Are you one of those people who strive to give 100% every day – to everything? Where has that gotten you? More often than you’d like, you’re probably exhausted, somewhat cranky, and likely feeling unappreciated. And if self-care isn’t on your to-do list, it isn’t happening. When we stretch ourselves beyond our limits, we slip into a negative mindset while draining our abilities to keep going. We look at all we are doing, all that still needs to be done, and find ourselves coming up lacking.
What if, instead, we worked to get the maximum return for the time allotted? Not necessarily, giving 100% all the time, but making smart, specific choices about what we do and when we do it – and how much it truly needs from us.
It starts by determining the level of importance of any task. Does it promote or advance your Mission and Vision? When you think about it being completed, what will be achieved as a result? Once you’ve gotten clear on these decisions and distinctions, do it as excellently as possible within the parameters you gave it.
Kristin Hendrix explains the concept of less is more in How an Athlete Mindset Helps Me Optimize My Work Performance. Thinking of our job in the context of an athlete makes the idea more understandable. No athlete trains or plays their sport at maximum level all the time. Basketball players don’t play the same way in the middle of the game as they do in the final minutes.
Hendrix makes 5 key points:
Top performance doesn’t come from constant 100% effort – What would a basketball player have left in the final minutes if they were playing full-out throughout the game? Hendrix notes this is true for our mental strength as much as for physical strength. As she observes, responding to the expectation that we will give our best all the time leads to “mental exhaustion, stagnation, and burnout.”

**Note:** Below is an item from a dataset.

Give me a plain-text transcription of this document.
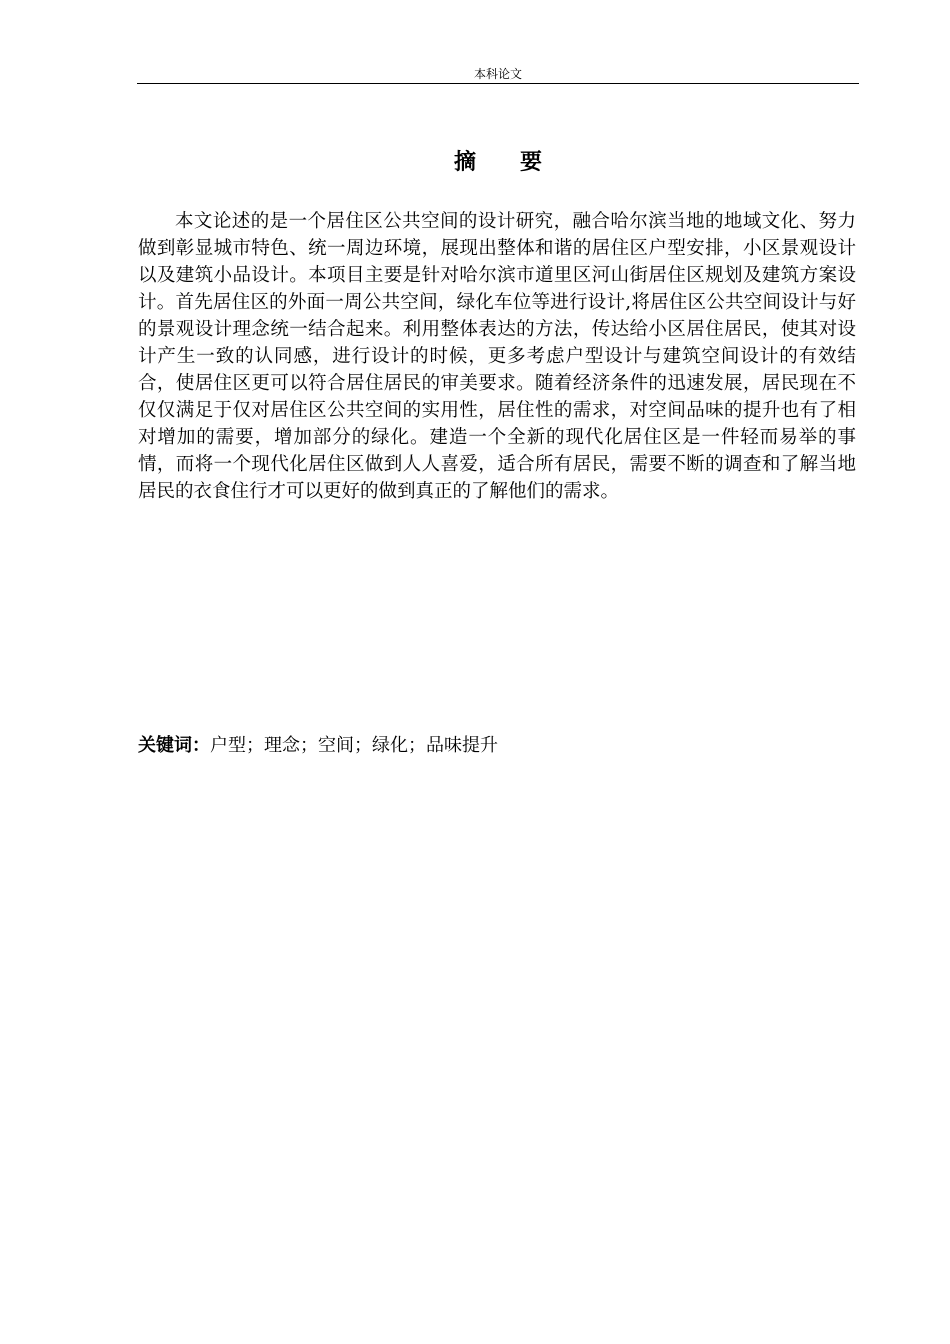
本科论文
摘要

本文论述的是一个居住区公共空间的设计研究，融合哈尔滨当地的地域文化、努力做到彰显城市特色、统一周边环境，展现出整体和谐的居住区户型安排，小区景观设计以及建筑小品设计。本项目主要是针对哈尔滨市道里区河山街居住区规划及建筑方案设计。首先居住区的外面一周公共空间，绿化车位等进行设计,将居住区公共空间设计与好的景观设计理念统一结合起来。利用整体表达的方法，传达给小区居住居民，使其对设计产生一致的认同感，进行设计的时候，更多考虑户型设计与建筑空间设计的有效结合，使居住区更可以符合居住居民的审美要求。随着经济条件的迅速发展，居民现在不仅仅满足于仅对居住区公共空间的实用性，居住性的需求，对空间品味的提升也有了相对增加的需要，增加部分的绿化。建造一个全新的现代化居住区是一件轻而易举的事情，而将一个现代化居住区做到人人喜爱，适合所有居民，需要不断的调查和了解当地居民的衣食住行才可以更好的做到真正的了解他们的需求。

关键词：户型；理念；空间；绿化；品味提升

Plan for the surge – It’s easy for athletes to know when to draw on the reserves they have been saving. They have a time clock or other way to know the end is looming. We have deadlines. That’s when we need to be able to give our maximum effort. It is almost certain that every project will have problems as the finish draws near. That’s when we need to have enough in reserve to go into overdrive to that we can see things through to a strong completion.

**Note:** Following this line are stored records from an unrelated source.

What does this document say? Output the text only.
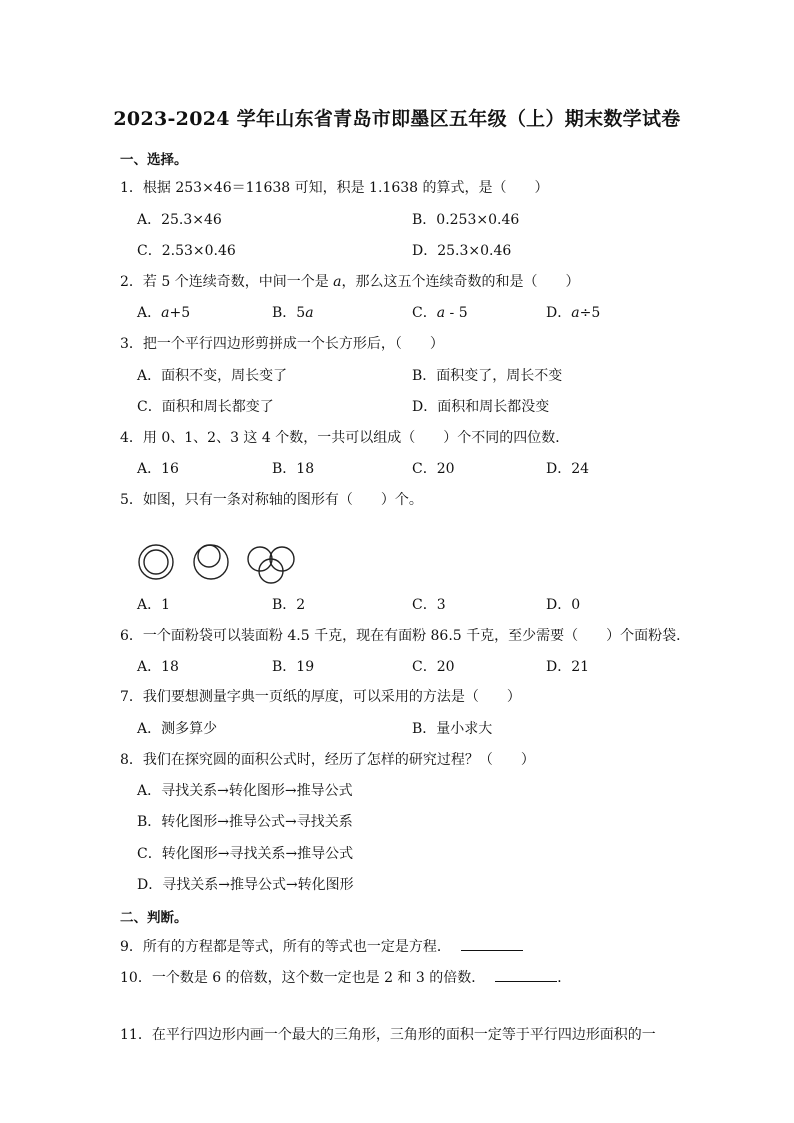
2023-2024 学年山东省青岛市即墨区五年级（上）期末数学试卷
一、选择。
1．根据 253×46＝11638 可知，积是 1.1638 的算式，是（　　）
A．25.3×46	B．0.253×0.46
C．2.53×0.46	D．25.3×0.46
2．若 5 个连续奇数，中间一个是 a，那么这五个连续奇数的和是（　　）
A．a+5	B．5a	C．a - 5	D．a÷5
3．把一个平行四边形剪拼成一个长方形后，（　　）
A．面积不变，周长变了	B．面积变了，周长不变
C．面积和周长都变了	D．面积和周长都没变
4．用 0、1、2、3 这 4 个数，一共可以组成（　　）个不同的四位数．
A．16	B．18	C．20	D．24
5．如图，只有一条对称轴的图形有（　　）个。
A．1	B．2	C．3	D．0
6．一个面粉袋可以装面粉 4.5 千克，现在有面粉 86.5 千克，至少需要（　　）个面粉袋．
A．18	B．19	C．20	D．21
7．我们要想测量字典一页纸的厚度，可以采用的方法是（　　）
A．测多算少	B．量小求大
8．我们在探究圆的面积公式时，经历了怎样的研究过程？（　　）
A．寻找关系→转化图形→推导公式
B．转化图形→推导公式→寻找关系
C．转化图形→寻找关系→推导公式
D．寻找关系→推导公式→转化图形
二、判断。
9．所有的方程都是等式，所有的等式也一定是方程．
10．一个数是 6 的倍数，这个数一定也是 2 和 3 的倍数．	．
11．在平行四边形内画一个最大的三角形，三角形的面积一定等于平行四边形面积的一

Case study: Mindful surges to avoid overwhelm – As librarians you have an inordinate number of jobs and tasks to accomplish. AASL’s National School Library Standards lists your 5 roles: Leader, Instructional Partner, Information Specialist, Teacher, and Program Administrator (pp14-15). On a daily/weekly basis you have things to do for each. Note where the deadlines loom for each and plan for those “surges” by cutting back on your other tasks as needed. Do you have several important tasks that have overlapping needs? Write them down, get clear on what’s needed, and what the deadlines are. Planning, will keep your energy levels where they need to be.
Building up our strength and stamina – As you take on new roles or increasingly more significant roles as a leader, whether in your building/district or on a state/national level there is much to learn. It can be hard initially to get a grip on what you need to do and in what order. The answer Hendrix recommends is scaffolding. Determine what you need to know and what you don’t know yet. Look for the people and sources that can help you learn it. Depending on the situation, social media groups, Professional Learning Networks (PLNs) or mentors can give you the support and information you need. With each step, you’ll know more and be stronger for the next time – and you’ll need less energy because you can better prepare.
Want to outperform? Underperform first – Hendrix alludes to the story of the turtle and the hare, modifying it by recommending we be the turtle at the start and the hare as the finish line approaches. Compare your mood and mindset when you are taking short breaks as compared with when you do everything all day full-out. When do you accomplish the most? What about your mood? Learn what works, what helps, and how you can improve the next time.
Don’t let the work of being a leader bog you down. Learn to give less in order to give more. By managing your time, energy, and priorities, you will be better able to embrace your work and the enjoyment that leadership brings.